Question

If there are two square matrices A & B of order nxn, and it is given that AB=I(n) where I is the identity matrix of nth order (n rows and n columns), does BA=I hold as well?

Options are:
A) Always holds
B) Never holds
C) Holds sometimes
D) Insufficient information

I am confused since we know that matrix multiplication is not always communicable. And we also know that in general, if AB=I then B is the inverse of A and so BA=I should hold. But this is again limited to cases only when A is a non singular matrix (since the inverse exists only then). Should the answer be holds sometimes?

Answer 1

Always holds

Explanation:

You are right: since `AB = I`, then we know that `B = A^{-1}`, but also `A = B^{-1}`.

So, we can rewrite

`AB = A A^{-1} = I`
`BA = BB^{-1} = I`

You are right when you say that a generic matrix `A` is not always invertible, but this doesn't change the answer: the statement is that if `AB= I`, then also `BA = I`.

What we are claiming is that the implication always holds, not that the hypotesis is always true.

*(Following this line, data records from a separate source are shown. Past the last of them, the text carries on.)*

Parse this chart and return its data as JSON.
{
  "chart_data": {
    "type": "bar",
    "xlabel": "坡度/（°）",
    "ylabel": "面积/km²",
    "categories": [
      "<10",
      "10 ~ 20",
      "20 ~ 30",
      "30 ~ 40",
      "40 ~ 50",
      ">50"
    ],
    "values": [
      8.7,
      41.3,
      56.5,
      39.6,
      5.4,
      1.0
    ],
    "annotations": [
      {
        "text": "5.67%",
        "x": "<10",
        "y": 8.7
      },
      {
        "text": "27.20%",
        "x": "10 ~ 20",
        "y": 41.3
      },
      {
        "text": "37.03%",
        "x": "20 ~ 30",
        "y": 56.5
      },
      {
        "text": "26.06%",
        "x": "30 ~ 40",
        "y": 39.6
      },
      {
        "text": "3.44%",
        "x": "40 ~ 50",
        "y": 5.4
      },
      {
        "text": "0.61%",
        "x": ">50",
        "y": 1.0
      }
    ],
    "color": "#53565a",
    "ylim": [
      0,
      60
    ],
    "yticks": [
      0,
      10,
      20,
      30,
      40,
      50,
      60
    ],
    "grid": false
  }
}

A silly but hopefully useful example: if I say that the following implication always holds:

"If it rains, then I'll take my umbrella with me"

I'm not claiming that it always rains! But simply that everytime it rains, then you can bet that I'll have my umbrella.

Here is the same: we're not claiming that every matrix is invertible, but that everytime a matrix is invertible, then it commutes with its inverse.